昼食も夕食も、食前に少しでも食べますと、後で食物を受け付
けない体質ですから、食べないほうが食べられるというヘンな
事情。また夕食による中断は、残業の生産性を低下させ、帰り
時間が遅くなります。

遠慮もあります。会社では先輩になってからも、「中町」では
社員を食事に誘った時も、まあ、食べるのは控え目でしたね。
会社関係だけでなく、友人宅でもカミサンの実家でも、幼い子
らを伴い両親を訪ねた時もまず遠慮。両親だけは遠慮が遠慮で
ないことを知っていましたが、その他は招いたほうも招かれた
ほうも気まずくなりますので、私は適切な措置をとりました。

飲みましたね〜。

早朝、一時間走りますと食欲が湧きます。

普通に生活している時は、種類も量もキチント食べます。今で
も食欲は脆弱ですから、キチント食べる必要があるのです。赤
ん坊時代の栄養失調が尾を引いている? さあ?

食べ切れない料理を盛った旅行番組、材料を無駄にしている料
理番組、食事を粗末にしている娯楽番組を見ますと哀しくなり
ます。買い食いの暮らしも侘しいです。

毎日食欲が湧いて、毎日食べられ、毎日「おいしかった」と言
える暮らしは幸せなのですよ。当たり前? 歴史と地理、勉強
し直して下さいね。その幸せを大切に!

会議の日は非食の欲(?)が湧きました。会議の私のお弁当は、
秘書課の女性に食べてもらいました。午後から始まる会議でも、
お昼を抜いています。会議当日に食べますと、消化できなかっ
たのです。会議とは、役員会議と、役員会議の議題を事前に検
討する役職者会議です。それに比べますと、部内会議や関係部
署との連絡会議は、息抜きか居眠り同然。

新入社当時は、平日の飲み仲間も休日の外出仲間も同期生でし
たが、相手方の事業所に出張した折を除き、次第に同期生は疎
遠になり、同じ職場の先輩や上司に替わっていました。

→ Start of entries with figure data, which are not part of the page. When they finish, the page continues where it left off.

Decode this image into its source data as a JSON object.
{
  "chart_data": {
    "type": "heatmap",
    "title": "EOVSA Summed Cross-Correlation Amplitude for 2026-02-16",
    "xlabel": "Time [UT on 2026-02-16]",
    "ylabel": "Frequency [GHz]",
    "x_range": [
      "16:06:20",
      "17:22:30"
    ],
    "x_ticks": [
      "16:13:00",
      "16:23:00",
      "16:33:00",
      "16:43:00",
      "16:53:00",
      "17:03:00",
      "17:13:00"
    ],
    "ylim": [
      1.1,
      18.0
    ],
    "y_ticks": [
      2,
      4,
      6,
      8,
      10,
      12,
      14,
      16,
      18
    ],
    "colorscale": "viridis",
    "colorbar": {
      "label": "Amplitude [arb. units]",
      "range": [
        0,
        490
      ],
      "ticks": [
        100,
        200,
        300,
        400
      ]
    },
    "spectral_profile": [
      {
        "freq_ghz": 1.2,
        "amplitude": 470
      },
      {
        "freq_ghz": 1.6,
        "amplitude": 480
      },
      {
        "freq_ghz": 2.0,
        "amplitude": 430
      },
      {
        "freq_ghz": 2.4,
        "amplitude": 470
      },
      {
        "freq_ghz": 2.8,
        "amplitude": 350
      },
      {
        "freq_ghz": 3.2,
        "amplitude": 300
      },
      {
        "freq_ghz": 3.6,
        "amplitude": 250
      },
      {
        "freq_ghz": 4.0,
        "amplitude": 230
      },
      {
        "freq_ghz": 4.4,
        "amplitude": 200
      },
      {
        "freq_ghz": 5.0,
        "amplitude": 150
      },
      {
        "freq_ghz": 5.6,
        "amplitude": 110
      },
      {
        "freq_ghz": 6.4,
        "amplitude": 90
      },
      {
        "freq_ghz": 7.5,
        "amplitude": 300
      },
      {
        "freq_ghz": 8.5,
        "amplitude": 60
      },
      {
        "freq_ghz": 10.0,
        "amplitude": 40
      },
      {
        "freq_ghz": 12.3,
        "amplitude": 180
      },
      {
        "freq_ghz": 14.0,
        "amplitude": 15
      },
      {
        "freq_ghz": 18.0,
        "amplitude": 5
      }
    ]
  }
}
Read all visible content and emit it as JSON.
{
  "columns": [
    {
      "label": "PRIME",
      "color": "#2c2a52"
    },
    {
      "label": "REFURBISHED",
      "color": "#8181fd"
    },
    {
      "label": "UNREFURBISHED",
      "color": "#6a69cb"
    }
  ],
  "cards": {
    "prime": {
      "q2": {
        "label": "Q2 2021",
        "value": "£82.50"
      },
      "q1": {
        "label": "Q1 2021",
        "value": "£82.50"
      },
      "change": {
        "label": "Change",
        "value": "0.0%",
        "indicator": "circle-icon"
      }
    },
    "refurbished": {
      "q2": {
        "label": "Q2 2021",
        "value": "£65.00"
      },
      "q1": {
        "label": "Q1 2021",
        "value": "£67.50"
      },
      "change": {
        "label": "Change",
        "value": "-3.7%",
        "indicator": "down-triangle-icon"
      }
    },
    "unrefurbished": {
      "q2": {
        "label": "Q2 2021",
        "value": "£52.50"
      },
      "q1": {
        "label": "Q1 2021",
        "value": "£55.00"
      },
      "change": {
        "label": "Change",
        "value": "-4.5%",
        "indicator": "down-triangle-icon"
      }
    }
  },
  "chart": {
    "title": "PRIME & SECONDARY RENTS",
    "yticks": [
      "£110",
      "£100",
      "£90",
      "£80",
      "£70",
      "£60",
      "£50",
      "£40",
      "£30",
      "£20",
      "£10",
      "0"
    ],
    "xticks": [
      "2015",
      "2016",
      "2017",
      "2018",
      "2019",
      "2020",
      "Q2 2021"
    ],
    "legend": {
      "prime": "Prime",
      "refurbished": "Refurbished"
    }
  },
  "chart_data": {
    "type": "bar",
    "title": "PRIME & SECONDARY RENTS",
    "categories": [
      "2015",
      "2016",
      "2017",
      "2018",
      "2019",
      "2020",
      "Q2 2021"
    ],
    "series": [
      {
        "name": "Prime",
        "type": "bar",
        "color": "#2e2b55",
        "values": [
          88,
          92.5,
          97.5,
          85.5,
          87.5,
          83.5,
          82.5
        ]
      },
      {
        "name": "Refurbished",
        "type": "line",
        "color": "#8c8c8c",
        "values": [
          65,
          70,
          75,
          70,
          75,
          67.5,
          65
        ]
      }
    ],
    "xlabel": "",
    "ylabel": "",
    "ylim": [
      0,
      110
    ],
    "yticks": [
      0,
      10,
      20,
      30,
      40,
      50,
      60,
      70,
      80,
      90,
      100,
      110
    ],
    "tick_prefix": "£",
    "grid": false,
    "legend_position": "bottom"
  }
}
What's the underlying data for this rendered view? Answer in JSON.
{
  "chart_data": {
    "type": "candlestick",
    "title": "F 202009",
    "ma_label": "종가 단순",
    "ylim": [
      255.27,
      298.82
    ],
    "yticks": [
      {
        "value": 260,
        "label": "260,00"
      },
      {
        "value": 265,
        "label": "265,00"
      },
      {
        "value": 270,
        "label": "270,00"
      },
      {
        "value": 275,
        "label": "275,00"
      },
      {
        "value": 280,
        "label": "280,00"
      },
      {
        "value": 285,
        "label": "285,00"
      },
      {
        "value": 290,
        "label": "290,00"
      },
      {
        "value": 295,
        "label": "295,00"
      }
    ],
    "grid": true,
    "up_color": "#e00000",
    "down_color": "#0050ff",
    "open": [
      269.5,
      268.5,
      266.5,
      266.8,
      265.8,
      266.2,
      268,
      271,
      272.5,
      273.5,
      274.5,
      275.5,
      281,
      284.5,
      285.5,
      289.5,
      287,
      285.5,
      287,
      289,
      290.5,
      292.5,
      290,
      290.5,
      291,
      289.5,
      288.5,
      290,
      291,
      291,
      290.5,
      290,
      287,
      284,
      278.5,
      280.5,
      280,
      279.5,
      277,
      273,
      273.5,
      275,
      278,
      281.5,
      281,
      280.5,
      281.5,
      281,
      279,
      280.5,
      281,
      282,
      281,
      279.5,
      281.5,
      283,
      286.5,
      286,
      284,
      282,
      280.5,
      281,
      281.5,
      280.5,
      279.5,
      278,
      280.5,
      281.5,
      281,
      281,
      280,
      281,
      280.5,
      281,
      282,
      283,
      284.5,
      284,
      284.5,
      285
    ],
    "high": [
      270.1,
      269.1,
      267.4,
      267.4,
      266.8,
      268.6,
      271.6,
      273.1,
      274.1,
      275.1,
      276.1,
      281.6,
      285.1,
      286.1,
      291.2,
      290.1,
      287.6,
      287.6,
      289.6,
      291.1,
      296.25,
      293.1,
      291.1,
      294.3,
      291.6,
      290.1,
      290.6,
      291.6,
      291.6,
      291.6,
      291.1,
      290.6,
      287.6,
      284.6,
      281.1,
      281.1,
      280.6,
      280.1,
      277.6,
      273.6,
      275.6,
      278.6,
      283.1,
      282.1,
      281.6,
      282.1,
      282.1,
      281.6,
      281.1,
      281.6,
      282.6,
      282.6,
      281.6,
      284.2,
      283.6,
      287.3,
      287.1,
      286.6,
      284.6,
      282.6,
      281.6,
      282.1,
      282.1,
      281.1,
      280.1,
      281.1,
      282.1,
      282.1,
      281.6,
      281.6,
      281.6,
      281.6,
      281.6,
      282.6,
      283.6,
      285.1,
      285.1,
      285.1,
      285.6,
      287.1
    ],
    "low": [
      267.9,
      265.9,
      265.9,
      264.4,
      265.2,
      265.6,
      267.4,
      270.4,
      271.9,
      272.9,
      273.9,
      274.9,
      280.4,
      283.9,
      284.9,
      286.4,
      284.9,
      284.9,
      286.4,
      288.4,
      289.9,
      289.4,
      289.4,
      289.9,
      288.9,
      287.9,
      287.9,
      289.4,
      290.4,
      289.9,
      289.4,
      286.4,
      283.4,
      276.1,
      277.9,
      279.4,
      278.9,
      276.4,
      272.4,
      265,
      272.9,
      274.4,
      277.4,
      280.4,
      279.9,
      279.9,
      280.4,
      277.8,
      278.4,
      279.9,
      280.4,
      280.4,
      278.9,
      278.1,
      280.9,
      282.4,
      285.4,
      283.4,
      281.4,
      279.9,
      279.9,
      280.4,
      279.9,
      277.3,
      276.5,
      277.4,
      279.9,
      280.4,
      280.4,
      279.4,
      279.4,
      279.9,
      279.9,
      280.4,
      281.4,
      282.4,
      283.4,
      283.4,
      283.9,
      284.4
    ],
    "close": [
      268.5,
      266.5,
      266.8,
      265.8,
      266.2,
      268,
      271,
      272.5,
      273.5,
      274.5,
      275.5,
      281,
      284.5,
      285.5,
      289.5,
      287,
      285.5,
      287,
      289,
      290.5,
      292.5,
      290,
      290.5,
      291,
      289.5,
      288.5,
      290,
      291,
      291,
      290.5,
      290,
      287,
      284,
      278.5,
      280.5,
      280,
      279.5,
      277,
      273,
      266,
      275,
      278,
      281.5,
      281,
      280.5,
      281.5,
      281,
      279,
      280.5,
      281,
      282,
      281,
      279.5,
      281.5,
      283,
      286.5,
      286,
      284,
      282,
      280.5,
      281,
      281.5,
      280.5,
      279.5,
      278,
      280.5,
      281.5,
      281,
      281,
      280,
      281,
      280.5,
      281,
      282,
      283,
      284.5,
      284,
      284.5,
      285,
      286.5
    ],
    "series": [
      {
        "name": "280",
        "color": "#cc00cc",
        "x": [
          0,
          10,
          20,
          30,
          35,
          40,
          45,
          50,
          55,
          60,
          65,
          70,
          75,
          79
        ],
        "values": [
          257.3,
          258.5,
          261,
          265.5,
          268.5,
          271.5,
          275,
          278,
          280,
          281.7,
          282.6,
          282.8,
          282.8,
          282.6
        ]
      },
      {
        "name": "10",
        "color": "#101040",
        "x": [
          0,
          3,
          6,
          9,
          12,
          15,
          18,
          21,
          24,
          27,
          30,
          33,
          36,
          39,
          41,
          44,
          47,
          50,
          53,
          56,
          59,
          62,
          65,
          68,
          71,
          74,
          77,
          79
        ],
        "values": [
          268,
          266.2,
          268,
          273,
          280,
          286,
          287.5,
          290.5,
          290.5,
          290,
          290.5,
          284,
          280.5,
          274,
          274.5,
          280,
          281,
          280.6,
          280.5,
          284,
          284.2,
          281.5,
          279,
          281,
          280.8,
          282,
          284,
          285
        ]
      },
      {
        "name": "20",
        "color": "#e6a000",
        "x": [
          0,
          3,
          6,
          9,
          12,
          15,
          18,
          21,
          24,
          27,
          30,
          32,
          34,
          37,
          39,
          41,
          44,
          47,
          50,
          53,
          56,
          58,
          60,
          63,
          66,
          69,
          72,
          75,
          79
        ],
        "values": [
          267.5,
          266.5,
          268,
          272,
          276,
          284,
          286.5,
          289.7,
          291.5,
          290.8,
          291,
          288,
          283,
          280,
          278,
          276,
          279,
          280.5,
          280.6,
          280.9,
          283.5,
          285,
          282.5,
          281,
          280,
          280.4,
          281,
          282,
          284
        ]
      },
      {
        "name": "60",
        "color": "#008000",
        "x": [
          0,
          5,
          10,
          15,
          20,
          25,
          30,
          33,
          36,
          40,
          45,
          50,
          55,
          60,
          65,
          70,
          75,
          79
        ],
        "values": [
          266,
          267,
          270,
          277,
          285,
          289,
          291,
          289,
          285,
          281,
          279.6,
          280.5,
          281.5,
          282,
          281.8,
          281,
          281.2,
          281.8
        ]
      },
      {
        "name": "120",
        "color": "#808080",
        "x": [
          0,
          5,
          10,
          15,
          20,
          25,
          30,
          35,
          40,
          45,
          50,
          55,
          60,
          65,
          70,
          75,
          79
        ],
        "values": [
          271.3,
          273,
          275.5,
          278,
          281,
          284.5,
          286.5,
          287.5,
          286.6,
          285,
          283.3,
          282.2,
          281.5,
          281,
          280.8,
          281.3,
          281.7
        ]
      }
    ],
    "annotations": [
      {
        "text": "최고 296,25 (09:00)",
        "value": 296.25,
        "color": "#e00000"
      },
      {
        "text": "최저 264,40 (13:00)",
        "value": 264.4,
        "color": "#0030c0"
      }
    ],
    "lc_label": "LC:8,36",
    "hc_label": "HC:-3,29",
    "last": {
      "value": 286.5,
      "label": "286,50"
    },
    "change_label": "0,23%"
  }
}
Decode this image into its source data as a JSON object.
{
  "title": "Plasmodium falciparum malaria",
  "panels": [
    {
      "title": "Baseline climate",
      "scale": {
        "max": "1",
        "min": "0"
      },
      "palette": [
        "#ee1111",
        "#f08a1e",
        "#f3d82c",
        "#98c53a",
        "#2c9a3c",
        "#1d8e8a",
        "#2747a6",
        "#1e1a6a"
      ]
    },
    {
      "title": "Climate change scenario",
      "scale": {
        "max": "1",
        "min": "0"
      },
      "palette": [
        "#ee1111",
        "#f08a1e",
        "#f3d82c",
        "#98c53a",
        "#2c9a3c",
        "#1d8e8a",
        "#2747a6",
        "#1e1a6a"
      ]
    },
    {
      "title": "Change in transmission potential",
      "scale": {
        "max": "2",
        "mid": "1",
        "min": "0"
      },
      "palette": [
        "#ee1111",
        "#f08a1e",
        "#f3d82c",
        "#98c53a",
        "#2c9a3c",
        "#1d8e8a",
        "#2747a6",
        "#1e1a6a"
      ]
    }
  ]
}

先輩に
は女子社員も含まれます。


 ※


お勤めは神田の「店」とは別世界でしたね。もしお勤めを知ら
なかったら、私は自分の文章を信頼することができなかったで
しょう。ソレは勤めに関係ない? いえ、少しはマシ程度のお
話ですが、社会を考える場合、是非ともお勤めの経験はお願い
したいですね。該当するお仕事は、文筆業だけではないですよ。

最も驚いたのは役割分担の妙。


 ※


役員の名代で出かけた米国旅行、ニューヨークの宿舎が判りま
した。両親に差し出した手紙が、母の手元に残っていたのです。
The Waldorf=Astoria (a Hilton Hotel) New York,N.Y. 10022

七十一年八月二十五日付になっています。米国内旅程は八月十
日から九月四日まで。羽田着はJAL51便、十九時四十五分
の予定。

裁断縫製自動化の見学旅行(六十五年)も、各地立派なホテル
に泊まっています。男性添乗員と同室。お客の立場ながら、学
生の私は添乗員のお手伝い。

当時は折々、一行の荷物も添乗員が一人で見張り、力仕事の助
けが必要だったのです。因みに、私の中学時代の趣味兼運動は、
出荷する商品の梱包でした。

添乗員の決済は胴巻きの札束。日本の某旅行社とカナダ太平洋
航空(←多分、こんな名前)が協力、観光コースを開くお試し
旅行を兼ねていました。

問屋の親父さん連中は、一皮剥けば敵(かたき)同士、学生の私
には口もきいてくれませんでしたが、食事も空き時間も、添乗
員と一緒なので、痩せ細る必要はなかったです。両親からの頼
まれ物をニューヨークで探した際は、メーカーの事務所に上が
り込んで商談紛い。すべて添乗員のお蔭。

一方、七十一年は、ニューヨークのホテルでも、夕食は場末に
出かけステーキ定食。

質素な身形(みなり)の家族連れが、さながら最高の料理を楽し
む様子に、私の食べ方(喉を通らず手がつかない)が恥ずかし
くなり、肉を呑み込んだと、二つの旅行を混同しながら、これ
も何処かで書きました。


 ※


今日は七月十四日。野木町のヒマワリ畑、先日の台風で倒れて
しまい、一本一本、起こしたそうです。手入れ、大変なのです
ね。満開はまだ先です。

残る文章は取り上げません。